What we need are policies that make young criminals responsible and accountable for their behavior at every turn. In the current system, youthful offenders are usually given a number of "free rides" or "diversions" before serious punishment is meted out.
As Peter W. Greenwood of the RAND Corporation notes, "studies of responses to punishment suggest that initial low levels of punishment and gradual escalation desensitize subjects and make them less likely to respond." Former Kent County Probate Court Judge Randall Hekman, now executive director of the Michigan Family Forum, agrees-- "If courts would respond decisively to offenders--even on the first offense--many potential offenders will be deterred from beginning careers in criminal activity. Furthermore, the certainty of punishment is probably a greater deterrent than the severity of punishment."
There is nothing particularly mysterious or elusive about reducing the incidence of juvenile crime. It will respond to the same thing that works with "adult" crime: raising the costs of criminal behavior, thereby making it less attractive as an alternative to lawful behavior.
Between 1950 and 1992, according to Justice Department statistics, the number of serious crimes per 100 people rose from 1.2 to 5.9, while the expected days in prison (the average sentence for serious offenses adjusted for the probability that offenders are actually sent to prison) dropped from 24 to 8. The only time during that period that serious crime rates (including juvenile ones) slowed was during the 1980s, when expected days in prison rose. Such consistent inverse correlations suggest that criminal behavior is ultimately a choice, not an inevitability.
It is particularly important for youthful offenders to learn that criminality is a choice, since long-term patterns of violent criminal behavior generally begin during the juvenile years and grow in intensity. It is rare when a murder, rape, or assault is a criminal's first crime. About one-third of all boys in the United States will be arrested before turning 18. While most will not be arrested again, for those who are, each successive arrest places them at higher and higher chances of being detained in the future, culminating in 90 percent probability for those with five or six arrests. University of Pennsylvania criminologist Marvin Wolfgang has identified the latter as the "chronic offenders," the 6 percent of boys who account for more than 50 percent of all arrests.
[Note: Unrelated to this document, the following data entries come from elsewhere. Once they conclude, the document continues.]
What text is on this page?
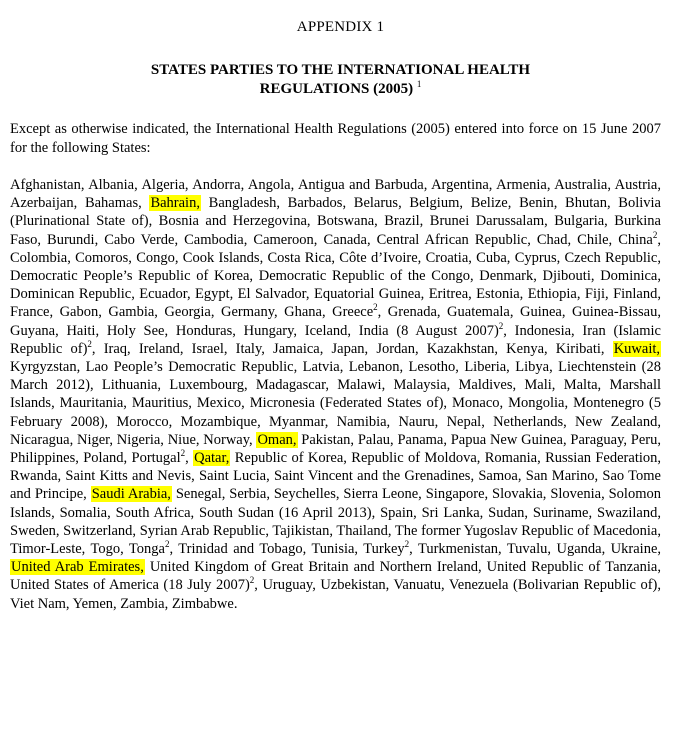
APPENDIX 1
STATES PARTIES TO THE INTERNATIONAL HEALTH
REGULATIONS (2005) $^1$
Except as otherwise indicated, the International Health Regulations (2005) entered into force on 15 June 2007 for the following States:
Afghanistan, Albania, Algeria, Andorra, Angola, Antigua and Barbuda, Argentina, Armenia, Australia, Austria, Azerbaijan, Bahamas, Bahrain, Bangladesh, Barbados, Belarus, Belgium, Belize, Benin, Bhutan, Bolivia (Plurinational State of), Bosnia and Herzegovina, Botswana, Brazil, Brunei Darussalam, Bulgaria, Burkina Faso, Burundi, Cabo Verde, Cambodia, Cameroon, Canada, Central African Republic, Chad, Chile, China$^2$, Colombia, Comoros, Congo, Cook Islands, Costa Rica, Côte d’Ivoire, Croatia, Cuba, Cyprus, Czech Republic, Democratic People’s Republic of Korea, Democratic Republic of the Congo, Denmark, Djibouti, Dominica, Dominican Republic, Ecuador, Egypt, El Salvador, Equatorial Guinea, Eritrea, Estonia, Ethiopia, Fiji, Finland, France, Gabon, Gambia, Georgia, Germany, Ghana, Greece$^2$, Grenada, Guatemala, Guinea, Guinea-Bissau, Guyana, Haiti, Holy See, Honduras, Hungary, Iceland, India (8 August 2007)$^2$, Indonesia, Iran (Islamic Republic of)$^2$, Iraq, Ireland, Israel, Italy, Jamaica, Japan, Jordan, Kazakhstan, Kenya, Kiribati, Kuwait, Kyrgyzstan, Lao People’s Democratic Republic, Latvia, Lebanon, Lesotho, Liberia, Libya, Liechtenstein (28 March 2012), Lithuania, Luxembourg, Madagascar, Malawi, Malaysia, Maldives, Mali, Malta, Marshall Islands, Mauritania, Mauritius, Mexico, Micronesia (Federated States of), Monaco, Mongolia, Montenegro (5 February 2008), Morocco, Mozambique, Myanmar, Namibia, Nauru, Nepal, Netherlands, New Zealand, Nicaragua, Niger, Nigeria, Niue, Norway, Oman, Pakistan, Palau, Panama, Papua New Guinea, Paraguay, Peru, Philippines, Poland, Portugal$^2$, Qatar, Republic of Korea, Republic of Moldova, Romania, Russian Federation, Rwanda, Saint Kitts and Nevis, Saint Lucia, Saint Vincent and the Grenadines, Samoa, San Marino, Sao Tome and Principe, Saudi Arabia, Senegal, Serbia, Seychelles, Sierra Leone, Singapore, Slovakia, Slovenia, Solomon Islands, Somalia, South Africa, South Sudan (16 April 2013), Spain, Sri Lanka, Sudan, Suriname, Swaziland, Sweden, Switzerland, Syrian Arab Republic, Tajikistan, Thailand, The former Yugoslav Republic of Macedonia, Timor-Leste, Togo, Tonga$^2$, Trinidad and Tobago, Tunisia, Turkey$^2$, Turkmenistan, Tuvalu, Uganda, Ukraine, United Arab Emirates, United Kingdom of Great Britain and Northern Ireland, United Republic of Tanzania, United States of America (18 July 2007)$^2$, Uruguay, Uzbekistan, Vanuatu, Venezuela (Bolivarian Republic of), Viet Nam, Yemen, Zambia, Zimbabwe.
Each arrest, then, is an opportunity to deter the educable and incarcerate the incorrigible. A variety of well defined and sequenced sanctions, including individual mentoring, formal probation, at-home supervision, community service, non-secured group homes, and short-term incarceration in military-style boot camps or locked facilities, would allow the system to screen out salvageable offenders while providing long-term lock-up for those who remain a violent threat to society.
"If every community could deal quickly with offenders and foster an atmosphere of certainty of punishment," says Midland County Probate Court Judge Donna Morris, "we could make a difference." The reforms needed to make that happen come neither easily nor cheaply, but they are effective.